Damit beläuft sich die Gesamtkreditaufnahme auf etwa 16% des BIP, was im Hinblick auf die jüngsten Konjunkturausgaben dem Weltdurchschnitt entspricht. Aber wie viel mehr Kredite könnte die Regierung aufnehmen, um die wirtschaftlichen Auswirkungen potenzieller Omicron-Sperren abzumildern, bevor sie die gesamte Wirtschaft in den Bankrott treiben?
Zweitens würde den meisten Verbrauchern das Geld ausgehen, um den Binnenkonsum zu stützen. Die 16% der BIP-Stimulusausgaben der Regierungen würden nicht ausreichen, um die Situation aufrechtzuerhalten.

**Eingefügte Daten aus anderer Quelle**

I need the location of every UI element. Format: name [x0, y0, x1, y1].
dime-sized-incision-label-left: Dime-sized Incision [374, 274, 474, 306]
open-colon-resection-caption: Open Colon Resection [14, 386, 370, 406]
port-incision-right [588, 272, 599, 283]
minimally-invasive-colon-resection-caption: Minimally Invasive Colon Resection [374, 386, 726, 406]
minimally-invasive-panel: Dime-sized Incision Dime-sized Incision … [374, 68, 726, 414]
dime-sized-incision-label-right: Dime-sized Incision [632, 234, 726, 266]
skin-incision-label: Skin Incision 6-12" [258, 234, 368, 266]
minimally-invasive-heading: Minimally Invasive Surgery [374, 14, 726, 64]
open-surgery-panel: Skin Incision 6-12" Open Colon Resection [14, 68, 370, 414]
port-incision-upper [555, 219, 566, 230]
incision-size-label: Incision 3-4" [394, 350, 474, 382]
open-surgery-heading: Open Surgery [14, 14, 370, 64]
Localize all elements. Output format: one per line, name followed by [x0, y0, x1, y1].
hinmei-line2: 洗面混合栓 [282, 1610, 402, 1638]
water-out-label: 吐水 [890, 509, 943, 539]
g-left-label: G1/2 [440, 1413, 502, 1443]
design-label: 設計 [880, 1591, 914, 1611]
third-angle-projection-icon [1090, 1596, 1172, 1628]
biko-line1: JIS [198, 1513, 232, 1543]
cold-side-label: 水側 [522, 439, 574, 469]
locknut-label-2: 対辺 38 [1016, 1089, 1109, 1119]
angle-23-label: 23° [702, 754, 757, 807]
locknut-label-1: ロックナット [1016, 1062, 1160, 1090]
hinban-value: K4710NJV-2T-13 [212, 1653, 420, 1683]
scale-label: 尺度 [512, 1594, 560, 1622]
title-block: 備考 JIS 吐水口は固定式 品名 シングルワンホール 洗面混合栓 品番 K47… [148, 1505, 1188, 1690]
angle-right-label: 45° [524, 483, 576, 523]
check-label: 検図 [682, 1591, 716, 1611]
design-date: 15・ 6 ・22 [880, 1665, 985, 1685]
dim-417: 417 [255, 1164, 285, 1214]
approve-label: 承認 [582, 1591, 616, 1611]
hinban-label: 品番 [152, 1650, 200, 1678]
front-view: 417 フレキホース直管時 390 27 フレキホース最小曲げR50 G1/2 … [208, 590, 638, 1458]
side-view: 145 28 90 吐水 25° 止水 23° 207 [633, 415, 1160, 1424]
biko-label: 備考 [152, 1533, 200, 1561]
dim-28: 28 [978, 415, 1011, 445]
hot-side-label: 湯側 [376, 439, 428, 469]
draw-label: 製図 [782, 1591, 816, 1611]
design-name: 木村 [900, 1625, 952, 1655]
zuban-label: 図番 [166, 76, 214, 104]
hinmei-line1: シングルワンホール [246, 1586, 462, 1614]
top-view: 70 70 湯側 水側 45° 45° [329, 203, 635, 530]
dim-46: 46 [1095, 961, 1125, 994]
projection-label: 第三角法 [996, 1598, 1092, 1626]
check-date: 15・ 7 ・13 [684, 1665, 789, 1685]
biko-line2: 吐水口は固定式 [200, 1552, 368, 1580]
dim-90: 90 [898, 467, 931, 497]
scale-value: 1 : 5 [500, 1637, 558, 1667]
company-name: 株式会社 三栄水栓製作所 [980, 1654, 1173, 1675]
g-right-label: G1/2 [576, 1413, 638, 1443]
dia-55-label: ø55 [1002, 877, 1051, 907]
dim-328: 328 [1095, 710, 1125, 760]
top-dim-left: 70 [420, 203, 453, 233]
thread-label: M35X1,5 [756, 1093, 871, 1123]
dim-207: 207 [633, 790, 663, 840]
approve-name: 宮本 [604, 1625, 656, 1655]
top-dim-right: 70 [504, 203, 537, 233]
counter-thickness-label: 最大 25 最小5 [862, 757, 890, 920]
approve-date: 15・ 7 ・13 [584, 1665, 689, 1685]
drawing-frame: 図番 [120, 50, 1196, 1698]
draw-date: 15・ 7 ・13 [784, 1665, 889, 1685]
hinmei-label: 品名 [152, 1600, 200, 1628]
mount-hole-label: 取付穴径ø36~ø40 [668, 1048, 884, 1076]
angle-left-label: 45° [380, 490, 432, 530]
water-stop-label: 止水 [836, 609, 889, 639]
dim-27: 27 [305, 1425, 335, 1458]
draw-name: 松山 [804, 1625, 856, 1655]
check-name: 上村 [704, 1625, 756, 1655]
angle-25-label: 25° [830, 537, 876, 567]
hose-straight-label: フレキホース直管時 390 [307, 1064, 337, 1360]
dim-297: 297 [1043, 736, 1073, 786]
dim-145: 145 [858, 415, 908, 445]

Verbraucher auf der ganzen Welt haben nach Angaben der Weltbank im Durchschnitt bereits umgerechnet 4% des BIP von ihren Ersparnissen abgezogen, um sich seit Ausbruch der Pandemie selbst zu ernähren.
Noch düsterer ist die Lage in Thailand. Während die Verbraucher anderswo 4% des BIP in Bezug auf ihre ausgegebenen Ersparnisse verbrauchten, zogen die Thailänder umgerechnet 6,5% ab. Da diese Daten aktualisiert werden müssen, könnte es noch schlimmer kommen, als es aussieht.
Zusammenfassend lässt sich sagen, dass die meisten Regierungen bereits pleite sind. Ein weiterer Lockdown könnte für viele Unternehmen und Haushalte ein Todesurteil sein.
Sollte ein Omicron-Ausbruch dies auslösen, könnte ein negatives Wirtschaftswachstum nur die Spitze des Eisbergs sein. Es könnte sich auch auf die Verlagerung von globalem Investitionskapital aufgrund von Unterbrechungen der Lieferkette auswirken, einem Schlüsselfaktor für die heute schnell steigende Inflation. Eine weitere Welle wäre sehr schwer zu schlucken.
Zu Beginn der Pandemie sagte Kristalina Georgieva, die geschäftsführende Direktorin des IWF: "Dies ist eine Krise wie keine andere." Dieser Satz könnte wiederbelebt werden, wenn wir neue Sperren sehen.
Chartchai Parasuk, PhD, ist freiberuflicher Ökonom.